Paralelamente, grandes produtores vêm investindo em tecnologias inovadoras, como biofábricas para controle biológico de pragas, drones para aplicação dirigida e uso de ferramentas de georreferenciamento para aumento da eficiência, o que também contribui positivamente para a expansão da cadeia.
Segundo Portocarrero, essas práticas já permitem a substituição de até 24% dos defensivos químicos por insumos biológicos, percentual esse que deverá continuar crescendo progressivamente nos próximos anos.
Selo ABR: agregando valor à lavoura
Um dos pilares do modelo produtivo brasileiro é o programa Algodão Brasileiro Responsável (ABR), que certifica as boas práticas trabalhistas e ambientais das propriedades produtoras.
Segundo Portocarrero, a certificação melhora a gestão, aumenta a produtividade, reduz riscos legais e fortalece o acesso a mercados mais exigentes. “Além disso, o processo contribui para o engajamento das equipes e a adoção de tecnologias mais sustentáveis”, explica.
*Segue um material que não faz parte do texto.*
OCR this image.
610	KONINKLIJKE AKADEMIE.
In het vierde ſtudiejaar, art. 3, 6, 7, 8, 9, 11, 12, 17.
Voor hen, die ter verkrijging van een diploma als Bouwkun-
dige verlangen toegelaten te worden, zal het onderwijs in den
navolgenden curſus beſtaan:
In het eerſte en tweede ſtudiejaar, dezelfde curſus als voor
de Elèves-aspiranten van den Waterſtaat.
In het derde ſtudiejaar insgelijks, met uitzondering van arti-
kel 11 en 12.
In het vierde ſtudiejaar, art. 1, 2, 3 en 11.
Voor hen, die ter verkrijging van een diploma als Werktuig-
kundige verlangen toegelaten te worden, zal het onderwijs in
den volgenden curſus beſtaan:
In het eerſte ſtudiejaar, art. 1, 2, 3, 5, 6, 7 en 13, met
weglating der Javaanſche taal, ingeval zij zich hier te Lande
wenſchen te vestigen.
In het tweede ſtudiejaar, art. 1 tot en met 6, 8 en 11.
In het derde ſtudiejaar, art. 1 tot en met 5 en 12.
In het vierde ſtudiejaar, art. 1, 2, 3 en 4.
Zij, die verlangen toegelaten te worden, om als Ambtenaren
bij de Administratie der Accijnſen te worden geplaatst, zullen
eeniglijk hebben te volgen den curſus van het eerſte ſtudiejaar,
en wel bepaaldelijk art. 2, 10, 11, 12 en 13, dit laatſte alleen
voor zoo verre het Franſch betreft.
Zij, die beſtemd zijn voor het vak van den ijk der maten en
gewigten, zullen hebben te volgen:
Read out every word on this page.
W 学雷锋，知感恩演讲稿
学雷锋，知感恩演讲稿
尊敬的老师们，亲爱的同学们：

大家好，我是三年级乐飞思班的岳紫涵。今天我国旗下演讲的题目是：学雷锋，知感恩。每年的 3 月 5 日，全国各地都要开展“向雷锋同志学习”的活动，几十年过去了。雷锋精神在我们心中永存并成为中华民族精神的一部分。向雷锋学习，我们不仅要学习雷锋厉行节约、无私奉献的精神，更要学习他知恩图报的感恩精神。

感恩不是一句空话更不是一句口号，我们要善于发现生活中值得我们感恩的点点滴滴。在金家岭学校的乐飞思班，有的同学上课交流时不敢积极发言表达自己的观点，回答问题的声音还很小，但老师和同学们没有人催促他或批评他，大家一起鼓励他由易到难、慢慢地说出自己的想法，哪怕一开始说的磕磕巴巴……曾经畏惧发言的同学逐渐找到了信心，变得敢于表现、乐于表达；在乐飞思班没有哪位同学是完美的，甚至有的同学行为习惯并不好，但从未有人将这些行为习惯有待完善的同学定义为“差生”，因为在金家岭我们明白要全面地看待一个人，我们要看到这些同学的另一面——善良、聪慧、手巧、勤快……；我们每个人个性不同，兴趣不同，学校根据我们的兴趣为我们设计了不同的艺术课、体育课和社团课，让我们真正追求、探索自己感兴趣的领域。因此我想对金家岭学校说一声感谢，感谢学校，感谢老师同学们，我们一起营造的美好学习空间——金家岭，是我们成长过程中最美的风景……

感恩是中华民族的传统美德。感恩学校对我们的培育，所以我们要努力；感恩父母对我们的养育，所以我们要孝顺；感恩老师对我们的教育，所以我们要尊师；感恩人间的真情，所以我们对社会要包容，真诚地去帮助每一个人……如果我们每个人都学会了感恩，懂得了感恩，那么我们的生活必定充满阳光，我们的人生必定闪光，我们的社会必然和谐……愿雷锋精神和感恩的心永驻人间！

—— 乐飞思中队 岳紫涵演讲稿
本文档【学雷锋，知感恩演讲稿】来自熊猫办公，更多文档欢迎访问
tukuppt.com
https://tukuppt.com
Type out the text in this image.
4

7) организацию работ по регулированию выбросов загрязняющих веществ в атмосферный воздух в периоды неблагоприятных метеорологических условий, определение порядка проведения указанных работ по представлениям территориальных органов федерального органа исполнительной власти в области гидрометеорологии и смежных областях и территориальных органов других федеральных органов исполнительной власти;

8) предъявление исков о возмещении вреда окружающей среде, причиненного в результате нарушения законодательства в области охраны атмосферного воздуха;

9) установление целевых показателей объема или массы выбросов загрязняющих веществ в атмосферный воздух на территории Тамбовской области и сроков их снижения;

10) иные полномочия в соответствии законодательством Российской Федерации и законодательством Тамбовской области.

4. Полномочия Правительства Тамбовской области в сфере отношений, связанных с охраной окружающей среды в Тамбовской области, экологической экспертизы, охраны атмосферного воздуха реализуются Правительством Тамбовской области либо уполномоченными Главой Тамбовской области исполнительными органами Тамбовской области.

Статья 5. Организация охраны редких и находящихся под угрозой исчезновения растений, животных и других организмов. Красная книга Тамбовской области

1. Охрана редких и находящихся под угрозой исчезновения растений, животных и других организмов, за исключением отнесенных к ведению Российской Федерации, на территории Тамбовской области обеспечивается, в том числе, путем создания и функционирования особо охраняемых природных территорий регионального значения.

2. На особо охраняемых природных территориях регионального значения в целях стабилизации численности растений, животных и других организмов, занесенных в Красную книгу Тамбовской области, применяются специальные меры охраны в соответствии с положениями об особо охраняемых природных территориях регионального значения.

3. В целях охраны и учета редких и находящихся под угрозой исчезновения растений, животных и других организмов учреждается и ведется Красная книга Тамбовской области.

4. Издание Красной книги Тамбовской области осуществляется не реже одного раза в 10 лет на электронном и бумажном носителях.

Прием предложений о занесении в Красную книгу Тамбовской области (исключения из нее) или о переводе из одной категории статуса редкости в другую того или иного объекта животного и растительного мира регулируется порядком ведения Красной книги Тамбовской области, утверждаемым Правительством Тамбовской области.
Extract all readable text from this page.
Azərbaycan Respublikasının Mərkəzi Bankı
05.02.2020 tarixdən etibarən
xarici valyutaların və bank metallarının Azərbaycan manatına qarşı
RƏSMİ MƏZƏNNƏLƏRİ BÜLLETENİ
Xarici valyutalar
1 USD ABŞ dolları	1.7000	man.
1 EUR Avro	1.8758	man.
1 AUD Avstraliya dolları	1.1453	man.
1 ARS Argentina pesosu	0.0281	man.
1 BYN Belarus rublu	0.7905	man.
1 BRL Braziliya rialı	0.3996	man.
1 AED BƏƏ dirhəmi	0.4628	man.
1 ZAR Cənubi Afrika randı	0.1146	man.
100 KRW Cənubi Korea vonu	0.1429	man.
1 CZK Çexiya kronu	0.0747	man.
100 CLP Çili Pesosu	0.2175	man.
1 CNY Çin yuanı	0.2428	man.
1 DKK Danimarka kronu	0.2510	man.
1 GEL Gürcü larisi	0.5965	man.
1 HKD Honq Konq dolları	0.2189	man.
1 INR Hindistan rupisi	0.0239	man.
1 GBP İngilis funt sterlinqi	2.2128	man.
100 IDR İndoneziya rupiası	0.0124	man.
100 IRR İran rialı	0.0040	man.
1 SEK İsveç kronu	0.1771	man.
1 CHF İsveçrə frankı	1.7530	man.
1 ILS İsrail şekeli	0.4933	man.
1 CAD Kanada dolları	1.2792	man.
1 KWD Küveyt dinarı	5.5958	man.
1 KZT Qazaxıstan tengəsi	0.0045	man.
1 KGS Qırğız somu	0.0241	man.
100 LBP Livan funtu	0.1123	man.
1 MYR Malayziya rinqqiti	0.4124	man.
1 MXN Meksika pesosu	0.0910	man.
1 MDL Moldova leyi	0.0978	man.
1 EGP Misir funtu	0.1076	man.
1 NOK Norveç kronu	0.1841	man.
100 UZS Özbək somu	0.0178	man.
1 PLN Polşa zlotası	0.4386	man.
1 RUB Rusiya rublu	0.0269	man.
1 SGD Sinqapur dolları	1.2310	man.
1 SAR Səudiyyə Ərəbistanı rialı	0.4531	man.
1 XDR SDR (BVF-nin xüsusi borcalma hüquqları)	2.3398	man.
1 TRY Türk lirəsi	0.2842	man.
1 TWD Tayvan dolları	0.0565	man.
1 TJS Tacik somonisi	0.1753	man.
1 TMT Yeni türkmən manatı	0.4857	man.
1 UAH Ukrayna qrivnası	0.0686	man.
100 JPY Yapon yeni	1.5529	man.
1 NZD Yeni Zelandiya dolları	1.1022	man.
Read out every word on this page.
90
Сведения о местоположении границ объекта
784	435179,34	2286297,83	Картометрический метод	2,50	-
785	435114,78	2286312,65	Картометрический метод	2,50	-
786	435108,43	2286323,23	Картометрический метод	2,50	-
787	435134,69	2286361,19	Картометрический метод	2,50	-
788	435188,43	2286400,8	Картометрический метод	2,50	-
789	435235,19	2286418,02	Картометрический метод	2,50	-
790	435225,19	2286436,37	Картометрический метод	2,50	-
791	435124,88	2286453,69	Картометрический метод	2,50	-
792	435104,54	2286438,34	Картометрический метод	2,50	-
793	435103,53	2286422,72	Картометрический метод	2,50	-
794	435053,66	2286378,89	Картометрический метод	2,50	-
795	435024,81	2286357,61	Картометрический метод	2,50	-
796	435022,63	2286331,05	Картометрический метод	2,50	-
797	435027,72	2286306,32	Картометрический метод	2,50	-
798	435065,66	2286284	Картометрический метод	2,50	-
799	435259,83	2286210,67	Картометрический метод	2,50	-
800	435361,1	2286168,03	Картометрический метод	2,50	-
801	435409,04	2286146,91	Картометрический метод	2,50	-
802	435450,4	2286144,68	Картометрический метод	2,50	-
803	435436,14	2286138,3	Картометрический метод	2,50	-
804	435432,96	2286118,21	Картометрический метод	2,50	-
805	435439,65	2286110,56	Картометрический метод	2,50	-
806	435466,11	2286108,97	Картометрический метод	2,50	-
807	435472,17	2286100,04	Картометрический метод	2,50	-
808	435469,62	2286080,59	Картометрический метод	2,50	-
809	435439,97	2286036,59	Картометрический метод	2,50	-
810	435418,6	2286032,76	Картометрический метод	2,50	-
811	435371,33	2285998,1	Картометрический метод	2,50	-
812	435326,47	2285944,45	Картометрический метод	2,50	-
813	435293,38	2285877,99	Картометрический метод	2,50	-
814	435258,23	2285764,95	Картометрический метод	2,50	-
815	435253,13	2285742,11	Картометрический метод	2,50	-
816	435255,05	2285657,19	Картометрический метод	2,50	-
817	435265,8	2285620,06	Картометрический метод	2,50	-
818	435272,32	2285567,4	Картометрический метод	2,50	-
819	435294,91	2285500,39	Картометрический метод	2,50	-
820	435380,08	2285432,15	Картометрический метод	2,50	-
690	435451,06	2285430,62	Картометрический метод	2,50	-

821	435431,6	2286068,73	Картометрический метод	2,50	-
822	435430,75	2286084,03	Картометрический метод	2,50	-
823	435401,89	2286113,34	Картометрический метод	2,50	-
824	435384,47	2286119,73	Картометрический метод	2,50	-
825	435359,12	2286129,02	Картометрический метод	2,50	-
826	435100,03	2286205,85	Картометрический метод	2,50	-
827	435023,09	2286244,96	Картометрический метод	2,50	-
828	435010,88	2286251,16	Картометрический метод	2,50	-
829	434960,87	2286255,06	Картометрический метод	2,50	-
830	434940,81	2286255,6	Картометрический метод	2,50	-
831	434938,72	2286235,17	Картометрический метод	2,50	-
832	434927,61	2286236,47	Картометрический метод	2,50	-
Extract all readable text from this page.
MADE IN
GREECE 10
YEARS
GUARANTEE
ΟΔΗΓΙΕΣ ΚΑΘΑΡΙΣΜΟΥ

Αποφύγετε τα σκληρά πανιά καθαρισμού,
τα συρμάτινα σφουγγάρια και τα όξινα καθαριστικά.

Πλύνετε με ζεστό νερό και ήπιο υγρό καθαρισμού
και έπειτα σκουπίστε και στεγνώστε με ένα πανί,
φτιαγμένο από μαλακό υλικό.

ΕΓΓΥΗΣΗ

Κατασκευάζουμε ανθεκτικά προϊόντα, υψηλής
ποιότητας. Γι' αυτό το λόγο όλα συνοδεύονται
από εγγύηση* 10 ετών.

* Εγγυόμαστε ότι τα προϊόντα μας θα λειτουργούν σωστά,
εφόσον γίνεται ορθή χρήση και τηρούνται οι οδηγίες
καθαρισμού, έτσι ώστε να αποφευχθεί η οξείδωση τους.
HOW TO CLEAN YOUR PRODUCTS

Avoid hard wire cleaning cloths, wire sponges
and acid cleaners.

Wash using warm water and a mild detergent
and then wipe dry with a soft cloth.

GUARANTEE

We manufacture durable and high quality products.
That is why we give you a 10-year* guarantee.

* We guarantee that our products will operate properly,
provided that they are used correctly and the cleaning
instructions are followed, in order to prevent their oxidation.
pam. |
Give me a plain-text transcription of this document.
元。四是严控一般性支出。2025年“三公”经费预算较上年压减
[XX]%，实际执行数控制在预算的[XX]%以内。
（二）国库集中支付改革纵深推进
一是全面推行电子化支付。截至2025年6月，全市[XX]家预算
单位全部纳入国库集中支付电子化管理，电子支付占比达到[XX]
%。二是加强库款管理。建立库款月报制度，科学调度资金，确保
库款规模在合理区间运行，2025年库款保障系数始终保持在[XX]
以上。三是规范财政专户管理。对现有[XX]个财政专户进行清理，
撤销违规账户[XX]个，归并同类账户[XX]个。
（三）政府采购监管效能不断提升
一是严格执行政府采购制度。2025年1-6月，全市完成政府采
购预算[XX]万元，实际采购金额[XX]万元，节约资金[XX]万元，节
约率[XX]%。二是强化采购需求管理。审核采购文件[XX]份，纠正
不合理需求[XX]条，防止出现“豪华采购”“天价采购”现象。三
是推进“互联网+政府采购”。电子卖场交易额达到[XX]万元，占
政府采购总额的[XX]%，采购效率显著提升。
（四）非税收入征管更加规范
Atualmente, cerca de 83% da produção brasileira é certificada pelo ABR e também licenciada pelo programa internacional Better Cotton. Aproximadamente 93% da safra nacional é cultivada com água da chuva — outro diferencial relevante em tempos de escassez hídrica em outras partes do mundo.
Expansão com cautela e foco em novos mercados
Apesar do avanço nas exportações, a Abrapa defende que o crescimento do setor ocorra com responsabilidade e planejamento de mercado. Isso porque a demanda global por algodão está relativamente estável há mais de 12 anos, enquanto as fibras sintéticas seguem crescendo a taxas superiores a 5% ao ano.
“Não podemos incentivar uma expansão descontrolada. O mundo precisa voltar a consumir mais fibras naturais para que haja espaço para mais algodão”, alerta Portocarrero.
Nesse sentido, a entidade tem defendido campanhas globais de conscientização sobre os impactos ambientais das fibras sintéticas, que derivam de combustíveis fósseis e geram microplásticos. “Acreditamos que o algodão, por ser renovável, reciclável e de menor impacto ambiental, tem um papel central na construção de uma moda mais ética e sustentável”, diz.